I would apply just for garbages and giggles -- and the fact that you might get in -- but make sure that you apply to state and "normal schools" too.
 
  • #12
I may have misrepresented myself a little. I am not dead set on going to Stanford or Harvard. I was simply trying to get a realistic idea of where I stood. University of Nebraska-Lincoln is a fantastic school and it's definitely in the running. I had a few other schools that I feel I have a very good chance of getting into picked out, but that was based upon their CS programs. Right now I have a genuine love of studying what I am in the world of physics and so now I guess I just have to sit down and do some research on schools with great physics programs that I can realistically get into.
 
  • #13
People can poke holes in anyone's body of work in terms of getting into a college, getting a particular job, or whatever. If you want to apply you might as well go ahead and do it. In the grand scheme of things the $150 (or whatever it costs these days) it takes to apply to those schools isn't that big of a deal.
 
  • #14
If you're interested in CS, apply to CMU. It's an amazing school, top in the country for computer science. I think you have a chance of getting in, I wouldn't bank on it, but it's a chance you should take I think. Plenty of schools have that nice intellectual atmosphere that Harvard has, though of course with the name Harvard you always feel like you're at a special place, but many of the big state schools have honors programs that make you feel that way too, so make sure to apply to honors.
 

Related to Undergrad Physics App: 3.98 GPA, 33 ACT, 2230 SAT, Extracurriculars

1. What is the average GPA required for admission to this program?

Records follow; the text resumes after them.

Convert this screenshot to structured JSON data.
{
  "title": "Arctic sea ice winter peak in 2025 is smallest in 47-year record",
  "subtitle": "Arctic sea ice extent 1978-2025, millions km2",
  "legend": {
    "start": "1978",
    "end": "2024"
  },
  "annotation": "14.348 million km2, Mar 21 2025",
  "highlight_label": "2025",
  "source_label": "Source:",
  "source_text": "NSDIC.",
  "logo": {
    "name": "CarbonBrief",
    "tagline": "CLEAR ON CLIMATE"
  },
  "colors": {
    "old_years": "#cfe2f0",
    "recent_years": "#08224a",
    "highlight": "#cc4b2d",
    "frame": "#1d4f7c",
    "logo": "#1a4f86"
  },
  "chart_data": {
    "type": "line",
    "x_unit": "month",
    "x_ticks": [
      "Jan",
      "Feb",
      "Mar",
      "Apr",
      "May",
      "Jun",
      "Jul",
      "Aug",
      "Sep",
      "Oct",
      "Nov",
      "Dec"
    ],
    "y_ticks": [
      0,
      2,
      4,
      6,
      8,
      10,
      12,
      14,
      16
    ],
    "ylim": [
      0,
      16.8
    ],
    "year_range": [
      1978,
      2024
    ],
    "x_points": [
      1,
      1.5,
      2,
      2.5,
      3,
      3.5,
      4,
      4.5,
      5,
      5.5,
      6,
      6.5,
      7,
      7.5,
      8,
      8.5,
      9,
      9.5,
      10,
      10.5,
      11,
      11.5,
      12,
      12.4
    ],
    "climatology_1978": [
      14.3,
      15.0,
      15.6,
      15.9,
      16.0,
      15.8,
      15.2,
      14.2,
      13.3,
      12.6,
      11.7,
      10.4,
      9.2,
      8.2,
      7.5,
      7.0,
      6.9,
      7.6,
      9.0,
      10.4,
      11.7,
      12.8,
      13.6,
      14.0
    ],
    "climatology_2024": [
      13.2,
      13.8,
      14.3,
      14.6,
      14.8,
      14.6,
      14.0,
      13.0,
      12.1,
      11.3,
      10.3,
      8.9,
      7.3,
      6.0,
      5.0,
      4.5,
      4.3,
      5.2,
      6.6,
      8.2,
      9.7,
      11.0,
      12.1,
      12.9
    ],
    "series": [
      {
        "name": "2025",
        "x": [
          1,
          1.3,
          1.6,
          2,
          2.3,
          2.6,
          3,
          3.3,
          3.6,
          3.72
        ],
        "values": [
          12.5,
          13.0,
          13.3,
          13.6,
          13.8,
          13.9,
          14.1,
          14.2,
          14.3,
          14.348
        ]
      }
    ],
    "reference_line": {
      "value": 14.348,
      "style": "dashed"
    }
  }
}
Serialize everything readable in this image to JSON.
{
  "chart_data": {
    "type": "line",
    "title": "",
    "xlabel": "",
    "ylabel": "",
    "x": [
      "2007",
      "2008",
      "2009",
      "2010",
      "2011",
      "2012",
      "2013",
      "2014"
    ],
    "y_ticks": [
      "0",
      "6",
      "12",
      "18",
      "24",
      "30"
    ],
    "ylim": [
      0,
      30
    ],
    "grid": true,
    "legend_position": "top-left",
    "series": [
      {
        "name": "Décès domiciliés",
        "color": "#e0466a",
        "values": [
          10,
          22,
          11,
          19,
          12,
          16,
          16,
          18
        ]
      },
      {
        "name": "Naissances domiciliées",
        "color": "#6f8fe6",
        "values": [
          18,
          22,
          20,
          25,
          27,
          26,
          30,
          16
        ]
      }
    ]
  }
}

The minimum required GPA for admission to most undergraduate physics programs is around a 3.0. However, to be competitive, most students have a GPA of 3.5 or higher.

2. Are standardized test scores important for admission to this program?

Yes, standardized test scores such as the ACT and SAT are important factors in the admissions process. A high score can demonstrate a strong understanding of the subject matter and make you a more competitive candidate.

3. What extracurricular activities are beneficial for students applying to this program?

Participation in extracurricular activities related to physics, such as science clubs, research projects, and internships, can demonstrate a passion for the subject and a commitment to learning outside of the classroom. However, any extracurricular activities that showcase leadership, teamwork, and/or community involvement can also be beneficial.

4. Can I still be admitted if I have a lower GPA but higher test scores?

While a high GPA is important, it is not the only factor considered in the admissions process. A strong performance on standardized tests and involvement in extracurricular activities can also make you a competitive candidate. However, it is important to note that each program may have different criteria for admission and it is best to check with the specific program you are interested in.

5. Is it necessary to have a strong background in physics to be admitted to this program?

Having a strong foundation in physics is definitely beneficial, but it is not always required. Some programs may offer introductory courses for students with little to no background in physics. Other programs may place more emphasis on math and science courses, so it is important to research the specific program and its requirements.